Do Limanowej oprócz wojewody małopolskiego Leszka Millera przyjechał jak również marszałek Marek Sowa. Nie mogło zabraknąć władz policji, które reprezentował Mariusz Dąbek, Małopolski Komendant Wojewódzki oraz były komendant małopolskich policjantów, a obecnie Zastępca Komendanta Głównego Policji Andrzej Rokita.
– Nigdy o małopolskiej policji nie zapomnę – mówił Komendant Andrzej Rokita. – Dla wszystkich policjantów, pracowników policji oraz rodzin najgorętsze życzenia.
Nie przypadkowo Limanowa stała się głównym miejscem spotkania małopolskich policjantów. A to ze względu na ofiarowany przez starostę limanowskiego w imieniu mieszkańców powiatu sztandar.
– Swoje podziękowania w imieniu mieszkańców powiatu kieruję na ręce komendanta policji w Limanowej Roberta Hahna. Dziękujemy za to, że czuwacie nad naszym bezpieczeństwem – zakończył z kolei swoje wystąpienie starosta limanowski.
Robert Hahn podziękował wszystkim za obecność na tej jakże ważnej uroczystości. Ważnej, bo policjanci z Limanowej mają swój sztandar.
– Sztandar to godność, duma, a także honor.

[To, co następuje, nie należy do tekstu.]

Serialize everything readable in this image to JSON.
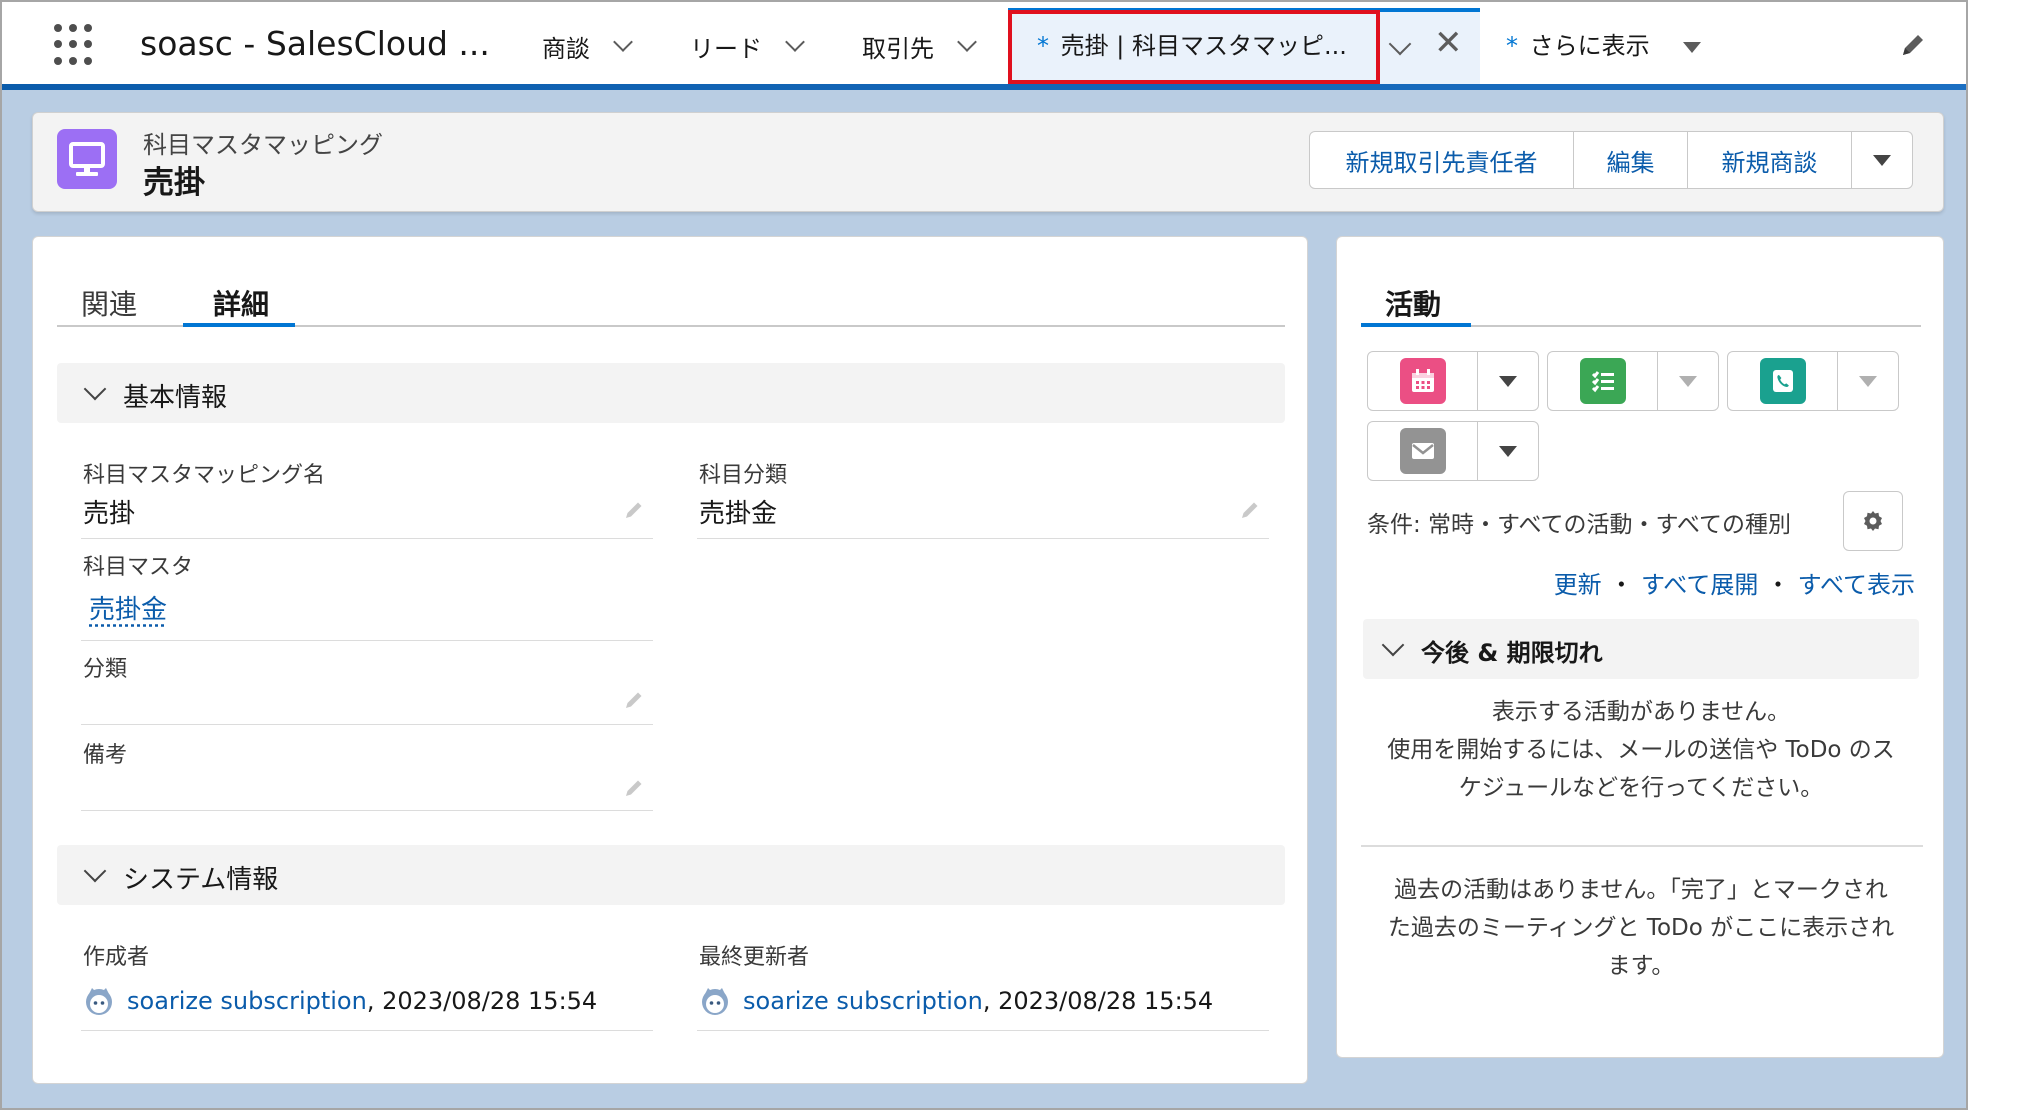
{
  "nav": {
    "app_name": "soasc - SalesCloud ...",
    "items": [
      {
        "label": "商談"
      },
      {
        "label": "リード"
      },
      {
        "label": "取引先"
      }
    ],
    "active_tab_marker": "*",
    "active_tab_label": "売掛 | 科目マスタマッピ...",
    "more_marker": "*",
    "more_label": "さらに表示"
  },
  "record": {
    "object_type": "科目マスタマッピング",
    "title": "売掛",
    "buttons": [
      {
        "label": "新規取引先責任者"
      },
      {
        "label": "編集"
      },
      {
        "label": "新規商談"
      }
    ]
  },
  "tabs": {
    "related": "関連",
    "details": "詳細"
  },
  "sections": {
    "basic": "基本情報",
    "system": "システム情報"
  },
  "fields": {
    "mapping_name": {
      "label": "科目マスタマッピング名",
      "value": "売掛"
    },
    "category": {
      "label": "科目分類",
      "value": "売掛金"
    },
    "master": {
      "label": "科目マスタ",
      "value": "売掛金"
    },
    "classification": {
      "label": "分類",
      "value": ""
    },
    "remarks": {
      "label": "備考",
      "value": ""
    },
    "created_by": {
      "label": "作成者",
      "user": "soarize subscription",
      "date": ", 2023/08/28 15:54"
    },
    "modified_by": {
      "label": "最終更新者",
      "user": "soarize subscription",
      "date": ", 2023/08/28 15:54"
    }
  },
  "activity": {
    "tab": "活動",
    "filter": "条件: 常時・すべての活動・すべての種別",
    "links": {
      "refresh": "更新",
      "expand": "すべて展開",
      "view_all": "すべて表示",
      "sep": "・"
    },
    "upcoming_title": "今後 & 期限切れ",
    "empty": [
      "表示する活動がありません。",
      "使用を開始するには、メールの送信や ToDo のス",
      "ケジュールなどを行ってください。"
    ],
    "past": [
      "過去の活動はありません。「完了」とマークされ",
      "た過去のミーティングと ToDo がここに表示され",
      "ます。"
    ]
  },
  "colors": {
    "accent": "#0176d3",
    "link": "#0b5cab",
    "record_icon": "#9c6ff4",
    "event_icon": "#eb4f84",
    "task_icon": "#3ba755",
    "call_icon": "#1aa18f",
    "email_icon": "#939393",
    "highlight_box": "#e0101e"
  }
}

Jest to również bezcenny dar będący wyrazem zaufania jakie społeczeństwo ma wobec policji.
Władze miasta oraz gminy Limanowa ofiarowały czek na sumę prawie 100 tysięcy złotych. Władysław Bieda, Burmistrz Limanowej odczytał list, w którym dziękował komendantowi limanowskich policjantów za ich ofiarną służbę i poświęcenie.